The usual effective treatment is application of the cream twice daily for at least four weeks, during which time improvement of symptoms is expected. Skin lesions in SLE can improve significantly in most patients, but this is less likely in patients with discoid lupus or SCLE. The response to treatment is partial in these particular types of cutaneous lupus and prolonged therapy may be needed, reflecting the chronicity and unresponsiveness of these lesions.72 Nevertheless, 50%–60% of patients report a partial or good response, an encouraging result if we consider that these cutaneous lesions are usually resistant to systemic or other topical agents.
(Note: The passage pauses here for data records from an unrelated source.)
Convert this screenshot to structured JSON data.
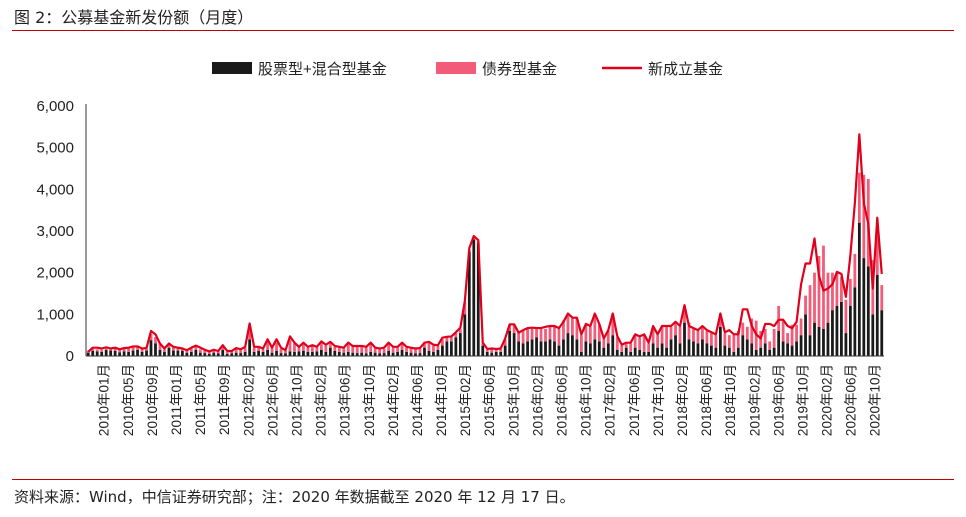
{
  "figure": {
    "title": "图 2：公募基金新发份额（月度）",
    "source": "资料来源：Wind，中信证券研究部；注：2020 年数据截至 2020 年 12 月 17 日。"
  },
  "colors": {
    "equity": "#1a1a1a",
    "bond": "#f25c78",
    "total_line": "#e0001b",
    "rule": "#c00000"
  },
  "chart_data": {
    "type": "bar",
    "title": "",
    "xlabel": "",
    "ylabel": "",
    "ylim": [
      0,
      6000
    ],
    "yticks": [
      0,
      1000,
      2000,
      3000,
      4000,
      5000,
      6000
    ],
    "ytick_labels": [
      "0",
      "1,000",
      "2,000",
      "3,000",
      "4,000",
      "5,000",
      "6,000"
    ],
    "legend_position": "top-center",
    "stacked": true,
    "x_tick_labels": [
      "2010年01月",
      "2010年05月",
      "2010年09月",
      "2011年01月",
      "2011年05月",
      "2011年09月",
      "2012年02月",
      "2012年06月",
      "2012年10月",
      "2013年02月",
      "2013年06月",
      "2013年10月",
      "2014年02月",
      "2014年06月",
      "2014年10月",
      "2015年02月",
      "2015年06月",
      "2015年10月",
      "2016年02月",
      "2016年06月",
      "2016年10月",
      "2017年02月",
      "2017年06月",
      "2017年10月",
      "2018年02月",
      "2018年06月",
      "2018年10月",
      "2019年02月",
      "2019年06月",
      "2019年10月",
      "2020年02月",
      "2020年06月",
      "2020年10月"
    ],
    "series": [
      {
        "name": "股票型+混合型基金",
        "kind": "bar",
        "values": [
          80,
          120,
          110,
          100,
          150,
          130,
          120,
          90,
          110,
          100,
          130,
          150,
          100,
          130,
          380,
          300,
          150,
          100,
          200,
          130,
          130,
          120,
          80,
          100,
          150,
          80,
          70,
          50,
          80,
          60,
          150,
          50,
          60,
          80,
          70,
          100,
          400,
          100,
          120,
          100,
          150,
          80,
          120,
          70,
          60,
          110,
          100,
          110,
          120,
          100,
          100,
          110,
          150,
          100,
          200,
          120,
          100,
          80,
          100,
          80,
          70,
          80,
          60,
          100,
          80,
          60,
          70,
          120,
          80,
          100,
          150,
          100,
          80,
          60,
          70,
          200,
          120,
          100,
          150,
          250,
          350,
          350,
          450,
          550,
          1000,
          2500,
          2800,
          2700,
          250,
          100,
          80,
          100,
          100,
          250,
          600,
          550,
          350,
          300,
          350,
          400,
          450,
          350,
          350,
          400,
          350,
          250,
          400,
          550,
          500,
          400,
          100,
          350,
          300,
          400,
          350,
          200,
          300,
          500,
          150,
          100,
          200,
          100,
          200,
          150,
          100,
          100,
          300,
          200,
          300,
          200,
          400,
          500,
          300,
          800,
          400,
          350,
          300,
          400,
          300,
          250,
          200,
          700,
          250,
          200,
          100,
          200,
          500,
          400,
          300,
          150,
          200,
          300,
          150,
          200,
          600,
          350,
          300,
          250,
          350,
          500,
          1000,
          500,
          800,
          700,
          650,
          800,
          1100,
          1200,
          1300,
          550,
          1200,
          1650,
          3200,
          2350,
          2150,
          1000,
          1950,
          1100
        ]
      },
      {
        "name": "债券型基金",
        "kind": "bar",
        "values": [
          50,
          50,
          50,
          50,
          50,
          60,
          80,
          60,
          60,
          80,
          80,
          70,
          60,
          40,
          150,
          150,
          150,
          60,
          100,
          70,
          70,
          60,
          50,
          80,
          100,
          80,
          60,
          40,
          60,
          50,
          100,
          50,
          50,
          100,
          70,
          100,
          250,
          100,
          80,
          60,
          200,
          100,
          200,
          100,
          60,
          280,
          200,
          100,
          200,
          100,
          150,
          100,
          180,
          150,
          120,
          100,
          100,
          100,
          200,
          150,
          150,
          150,
          150,
          200,
          100,
          100,
          100,
          180,
          120,
          100,
          150,
          100,
          100,
          100,
          100,
          100,
          200,
          150,
          100,
          150,
          100,
          100,
          100,
          100,
          300,
          50,
          50,
          50,
          50,
          50,
          80,
          50,
          60,
          150,
          150,
          200,
          200,
          300,
          300,
          250,
          200,
          300,
          300,
          300,
          350,
          400,
          450,
          450,
          400,
          500,
          400,
          400,
          400,
          600,
          400,
          200,
          300,
          500,
          300,
          150,
          100,
          200,
          300,
          300,
          400,
          200,
          400,
          300,
          400,
          500,
          300,
          300,
          400,
          400,
          400,
          300,
          300,
          300,
          300,
          300,
          300,
          300,
          300,
          300,
          400,
          400,
          300,
          300,
          600,
          700,
          400,
          350,
          200,
          450,
          600,
          500,
          250,
          500,
          400,
          400,
          450,
          1200,
          1200,
          1700,
          2000,
          1200,
          900,
          800,
          600,
          800,
          650,
          800,
          1200,
          2000,
          2100,
          1300,
          1000,
          600,
          1350,
          850
        ]
      },
      {
        "name": "新成立基金",
        "kind": "line",
        "values": [
          100,
          200,
          200,
          180,
          210,
          180,
          200,
          160,
          190,
          200,
          230,
          230,
          180,
          190,
          600,
          520,
          300,
          180,
          300,
          220,
          200,
          180,
          140,
          200,
          250,
          200,
          150,
          110,
          150,
          120,
          260,
          120,
          120,
          190,
          160,
          220,
          780,
          220,
          220,
          180,
          400,
          200,
          400,
          200,
          140,
          470,
          320,
          220,
          320,
          220,
          260,
          220,
          350,
          270,
          340,
          240,
          220,
          200,
          320,
          240,
          240,
          240,
          220,
          320,
          200,
          180,
          200,
          320,
          220,
          220,
          320,
          220,
          200,
          180,
          190,
          320,
          340,
          270,
          260,
          440,
          460,
          470,
          570,
          680,
          1320,
          2590,
          2880,
          2780,
          320,
          170,
          180,
          170,
          180,
          420,
          760,
          760,
          560,
          620,
          670,
          680,
          670,
          670,
          700,
          720,
          720,
          670,
          820,
          1020,
          920,
          920,
          520,
          770,
          720,
          1020,
          770,
          420,
          620,
          1020,
          480,
          270,
          320,
          320,
          520,
          470,
          520,
          320,
          720,
          520,
          720,
          720,
          720,
          820,
          720,
          1220,
          720,
          670,
          620,
          720,
          620,
          570,
          520,
          1020,
          570,
          620,
          520,
          520,
          1120,
          1120,
          720,
          520,
          420,
          770,
          770,
          720,
          870,
          870,
          720,
          670,
          820,
          1720,
          2220,
          2220,
          2820,
          1920,
          1570,
          1620,
          1720,
          2020,
          1970,
          1420,
          2420,
          3670,
          5320,
          3670,
          3170,
          1620,
          3320,
          1970
        ]
      }
    ]
  }
}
Recent studies have shown that combination of calcineurin inhibitors with steroids is more effective than monotherapy, suggesting that this should be considered for very resistant lesions.
Most of the publications are case reports with small numbers of patients. The only randomized, double-blind study showed calcineurin inhibitors and steroids had similar efficacy but without serious side effects, reflecting the necessity for more prospective trials with larger numbers of patients. The warning issued by the FDA regarding the possible low risk of cancer should be considered by the prescribing physician, especially as these agents remain off-label for use in lupus. A further consideration is the increased risk of lymphoma that is associated with having SLE,73 and so treatment should be limited to short periods of time. In conclusion, the data in the literature taken together suggest that topical calcineurin inhibitors can be considered to be a relatively safe and attractive alternative treatment for resistant cutaneous lesions in lupus erythematosus.
The authors report no conflict of interest in this work.